Contudo, em algumas notas, encontramos informações de que ocorriam desfiles de blocos e de que na região e Madureira e Oswaldo Cruz existiam três deles. O mais citado nos jornais era o “Voce Me Acaba”. Os outros dois eram o “Inocentes de Madureira” e o “Furiosos de Madureira”. Todos desfilavam numa região que ia do Méier à Madureira.

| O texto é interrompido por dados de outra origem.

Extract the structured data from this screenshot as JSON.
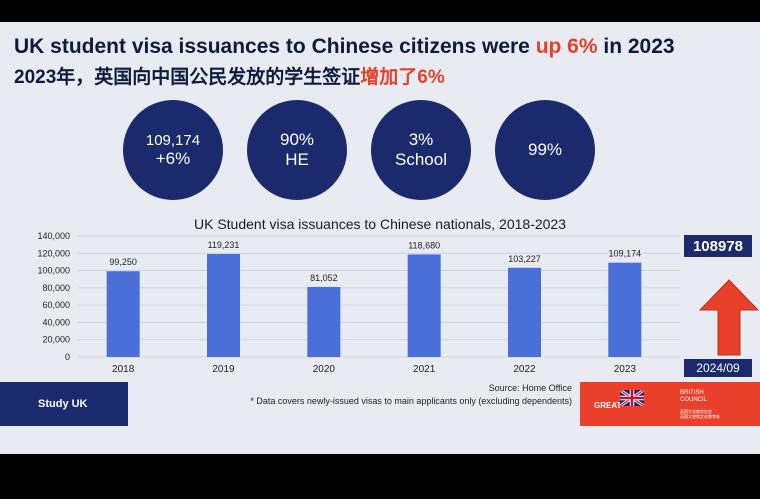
{
  "header": {
    "title_part1": "UK student visa issuances to Chinese citizens were ",
    "title_highlight": "up 6%",
    "title_part2": " in 2023",
    "subtitle_part1": "2023年，英国向中国公民发放的学生签证",
    "subtitle_highlight": "增加了6%"
  },
  "stats": [
    {
      "line1": "109,174",
      "line2": "+6%"
    },
    {
      "line1": "90%",
      "line2": "HE"
    },
    {
      "line1": "3%",
      "line2": "School"
    },
    {
      "line1": "99%",
      "line2": ""
    }
  ],
  "colors": {
    "navy": "#1a2a6c",
    "bar": "#4a6fd8",
    "accent": "#e8402a"
  },
  "chart_data": {
    "type": "bar",
    "title": "UK Student visa issuances to Chinese nationals, 2018-2023",
    "categories": [
      "2018",
      "2019",
      "2020",
      "2021",
      "2022",
      "2023"
    ],
    "values": [
      99250,
      119231,
      81052,
      118680,
      103227,
      109174
    ],
    "value_labels": [
      "99,250",
      "119,231",
      "81,052",
      "118,680",
      "103,227",
      "109,174"
    ],
    "ylim": [
      0,
      140000
    ],
    "yticks": [
      "0",
      "20,000",
      "40,000",
      "60,000",
      "80,000",
      "100,000",
      "120,000",
      "140,000"
    ],
    "grid": true,
    "annotation": {
      "value": "108978",
      "label": "2024/09"
    }
  },
  "footer": {
    "study_uk": "Study UK",
    "source": "Source: Home Office",
    "note": "* Data covers newly-issued visas to main applicants only (excluding dependents)",
    "great": "GREAT",
    "bc_name": "BRITISH\nCOUNCIL",
    "bc_sub": "英国文化教育协会\n英国大使馆文化教育处"
  }
}
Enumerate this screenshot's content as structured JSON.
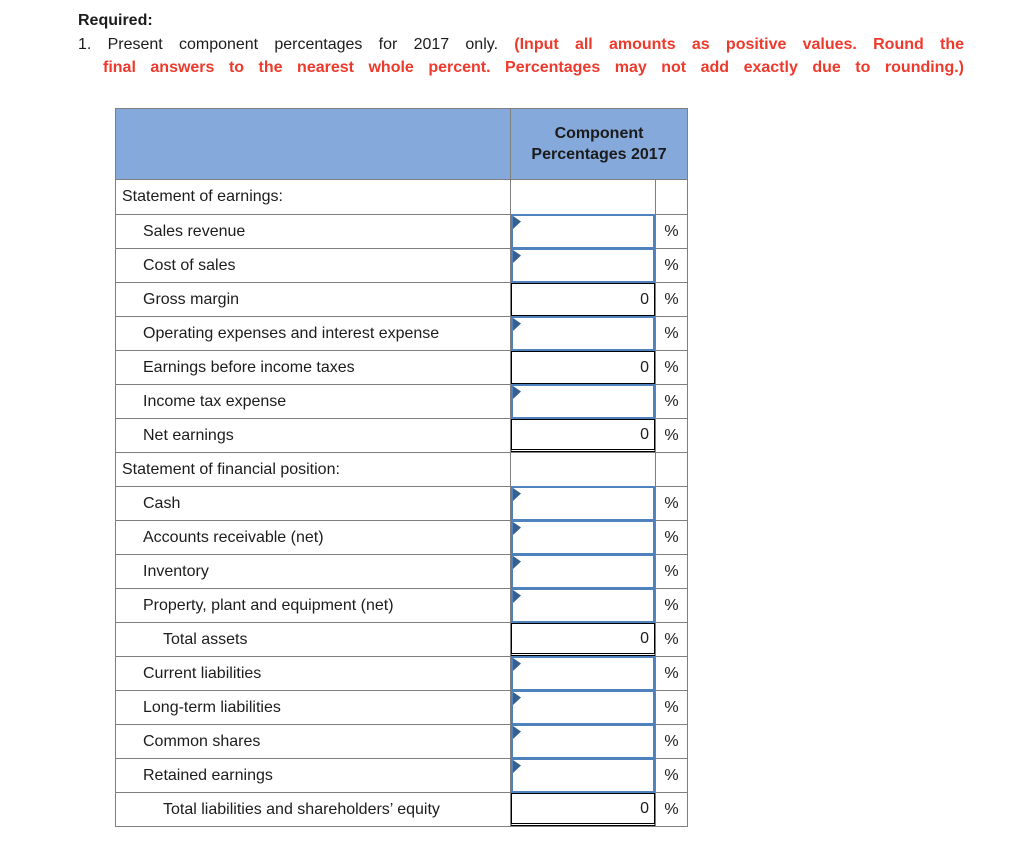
{
  "instruction": {
    "required_label": "Required:",
    "item_black": "1. Present component percentages for 2017 only.",
    "item_red_line1": "(Input all amounts as positive values. Round the",
    "item_red_line2": "final answers to the nearest whole percent. Percentages may not add exactly due to rounding.)"
  },
  "table": {
    "header": {
      "line1": "Component",
      "line2": "Percentages 2017"
    },
    "percent_symbol": "%",
    "rows": [
      {
        "label": "Statement of earnings:",
        "type": "section",
        "indent": 0,
        "value": ""
      },
      {
        "label": "Sales revenue",
        "type": "input",
        "indent": 1,
        "value": ""
      },
      {
        "label": "Cost of sales",
        "type": "input",
        "indent": 1,
        "value": ""
      },
      {
        "label": "Gross margin",
        "type": "computed",
        "indent": 1,
        "value": "0",
        "double_underline": false
      },
      {
        "label": "Operating expenses and interest expense",
        "type": "input",
        "indent": 1,
        "value": ""
      },
      {
        "label": "Earnings before income taxes",
        "type": "computed",
        "indent": 1,
        "value": "0",
        "double_underline": false
      },
      {
        "label": "Income tax expense",
        "type": "input",
        "indent": 1,
        "value": ""
      },
      {
        "label": "Net earnings",
        "type": "computed",
        "indent": 1,
        "value": "0",
        "double_underline": true
      },
      {
        "label": "Statement of financial position:",
        "type": "section",
        "indent": 0,
        "value": ""
      },
      {
        "label": "Cash",
        "type": "input",
        "indent": 1,
        "value": ""
      },
      {
        "label": "Accounts receivable (net)",
        "type": "input",
        "indent": 1,
        "value": ""
      },
      {
        "label": "Inventory",
        "type": "input",
        "indent": 1,
        "value": ""
      },
      {
        "label": "Property, plant and equipment (net)",
        "type": "input",
        "indent": 1,
        "value": ""
      },
      {
        "label": "Total assets",
        "type": "computed",
        "indent": 2,
        "value": "0",
        "double_underline": true
      },
      {
        "label": "Current liabilities",
        "type": "input",
        "indent": 1,
        "value": ""
      },
      {
        "label": "Long-term liabilities",
        "type": "input",
        "indent": 1,
        "value": ""
      },
      {
        "label": "Common shares",
        "type": "input",
        "indent": 1,
        "value": ""
      },
      {
        "label": "Retained earnings",
        "type": "input",
        "indent": 1,
        "value": ""
      },
      {
        "label": "Total liabilities and shareholders’ equity",
        "type": "computed",
        "indent": 2,
        "value": "0",
        "double_underline": true
      }
    ]
  },
  "colors": {
    "header_blue": "#85a9da",
    "input_border_blue": "#4f81bd",
    "marker_blue": "#36608f",
    "warning_red": "#ee3a2c",
    "grid_gray": "#7f7f7f"
  }
}
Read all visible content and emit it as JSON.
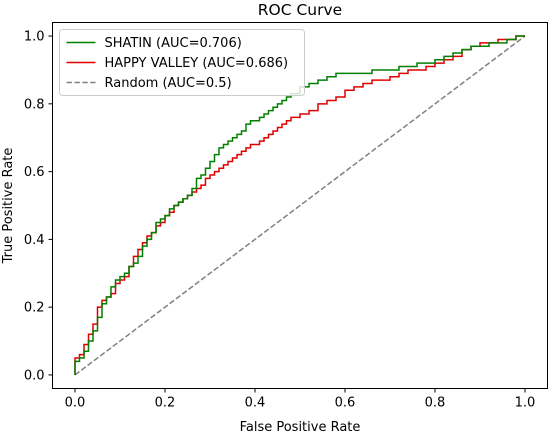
{
  "chart_data": {
    "type": "line",
    "title": "ROC Curve",
    "xlabel": "False Positive Rate",
    "ylabel": "True Positive Rate",
    "xlim": [
      -0.05,
      1.05
    ],
    "ylim": [
      -0.04,
      1.04
    ],
    "xticks": [
      0.0,
      0.2,
      0.4,
      0.6,
      0.8,
      1.0
    ],
    "yticks": [
      0.0,
      0.2,
      0.4,
      0.6,
      0.8,
      1.0
    ],
    "xtick_labels": [
      "0.0",
      "0.2",
      "0.4",
      "0.6",
      "0.8",
      "1.0"
    ],
    "ytick_labels": [
      "0.0",
      "0.2",
      "0.4",
      "0.6",
      "0.8",
      "1.0"
    ],
    "grid": false,
    "legend_position": "top-left",
    "series": [
      {
        "name": "SHATIN (AUC=0.706)",
        "color": "#008000",
        "style": "solid",
        "x": [
          0.0,
          0.0,
          0.01,
          0.02,
          0.03,
          0.04,
          0.05,
          0.06,
          0.07,
          0.08,
          0.09,
          0.1,
          0.11,
          0.12,
          0.13,
          0.14,
          0.15,
          0.16,
          0.17,
          0.18,
          0.19,
          0.2,
          0.21,
          0.22,
          0.23,
          0.24,
          0.25,
          0.26,
          0.27,
          0.28,
          0.29,
          0.3,
          0.31,
          0.32,
          0.33,
          0.34,
          0.35,
          0.36,
          0.37,
          0.38,
          0.39,
          0.4,
          0.41,
          0.42,
          0.43,
          0.44,
          0.45,
          0.46,
          0.47,
          0.48,
          0.5,
          0.52,
          0.54,
          0.56,
          0.58,
          0.6,
          0.62,
          0.64,
          0.66,
          0.68,
          0.7,
          0.72,
          0.74,
          0.76,
          0.78,
          0.8,
          0.82,
          0.84,
          0.86,
          0.88,
          0.9,
          0.92,
          0.94,
          0.96,
          0.98,
          1.0
        ],
        "y": [
          0.0,
          0.04,
          0.05,
          0.07,
          0.1,
          0.13,
          0.17,
          0.21,
          0.23,
          0.26,
          0.28,
          0.29,
          0.3,
          0.32,
          0.33,
          0.35,
          0.38,
          0.4,
          0.42,
          0.45,
          0.46,
          0.47,
          0.49,
          0.5,
          0.51,
          0.52,
          0.53,
          0.55,
          0.58,
          0.59,
          0.61,
          0.63,
          0.65,
          0.67,
          0.68,
          0.69,
          0.7,
          0.71,
          0.72,
          0.74,
          0.75,
          0.75,
          0.76,
          0.77,
          0.78,
          0.79,
          0.8,
          0.81,
          0.82,
          0.83,
          0.85,
          0.86,
          0.87,
          0.88,
          0.89,
          0.89,
          0.89,
          0.89,
          0.9,
          0.9,
          0.9,
          0.91,
          0.91,
          0.92,
          0.92,
          0.93,
          0.94,
          0.95,
          0.96,
          0.97,
          0.97,
          0.98,
          0.98,
          0.99,
          1.0,
          1.0
        ]
      },
      {
        "name": "HAPPY VALLEY (AUC=0.686)",
        "color": "#e00000",
        "style": "solid",
        "x": [
          0.0,
          0.0,
          0.01,
          0.02,
          0.03,
          0.04,
          0.05,
          0.06,
          0.07,
          0.08,
          0.09,
          0.1,
          0.11,
          0.12,
          0.13,
          0.14,
          0.15,
          0.16,
          0.17,
          0.18,
          0.19,
          0.2,
          0.21,
          0.22,
          0.23,
          0.24,
          0.25,
          0.26,
          0.27,
          0.28,
          0.29,
          0.3,
          0.31,
          0.32,
          0.33,
          0.34,
          0.35,
          0.36,
          0.37,
          0.38,
          0.39,
          0.4,
          0.41,
          0.42,
          0.43,
          0.44,
          0.45,
          0.46,
          0.47,
          0.48,
          0.5,
          0.52,
          0.54,
          0.56,
          0.58,
          0.6,
          0.62,
          0.64,
          0.66,
          0.68,
          0.7,
          0.72,
          0.74,
          0.76,
          0.78,
          0.8,
          0.82,
          0.84,
          0.86,
          0.88,
          0.9,
          0.92,
          0.94,
          0.96,
          0.98,
          1.0
        ],
        "y": [
          0.0,
          0.05,
          0.06,
          0.09,
          0.12,
          0.15,
          0.2,
          0.22,
          0.23,
          0.24,
          0.27,
          0.28,
          0.29,
          0.32,
          0.35,
          0.37,
          0.39,
          0.41,
          0.42,
          0.44,
          0.45,
          0.47,
          0.48,
          0.5,
          0.51,
          0.52,
          0.53,
          0.54,
          0.55,
          0.56,
          0.58,
          0.59,
          0.6,
          0.61,
          0.62,
          0.63,
          0.64,
          0.65,
          0.66,
          0.67,
          0.68,
          0.68,
          0.69,
          0.7,
          0.71,
          0.72,
          0.73,
          0.74,
          0.75,
          0.76,
          0.77,
          0.78,
          0.8,
          0.81,
          0.82,
          0.84,
          0.85,
          0.86,
          0.87,
          0.87,
          0.88,
          0.89,
          0.9,
          0.9,
          0.91,
          0.92,
          0.93,
          0.94,
          0.96,
          0.97,
          0.98,
          0.98,
          0.99,
          0.99,
          1.0,
          1.0
        ]
      },
      {
        "name": "Random (AUC=0.5)",
        "color": "#808080",
        "style": "dashed",
        "x": [
          0.0,
          1.0
        ],
        "y": [
          0.0,
          1.0
        ]
      }
    ]
  }
}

Esses blocos desfilavam sem muita organização e, em 1930, se apresentaram em três diferentes desfiles realizados no subúrbio carioca.

O “Dia dos Blocos”, assim chamado pelos jornais, ocorreu em 20 de fevereiro, na quinta-feira pré-caranavalesca e foi patrocinado pelo jornal “A Manhã”. O cortejo de 27 agremiações pode ser visto na Avenida 13 de Maio e o vencedor foi o “Bloco Língua do Povo”, o mesmo que havia vencido o “Concurso de Blocos” também patrocinado pelo mesmo jornal, em 1929. Há razoável quantidade de informações sobre o agrupamento vencedor nas publicações da época, mas nada que esteja relacionado à Portela. Segundo essas publicações, a sede deste bloco ficava em Santo Cristo.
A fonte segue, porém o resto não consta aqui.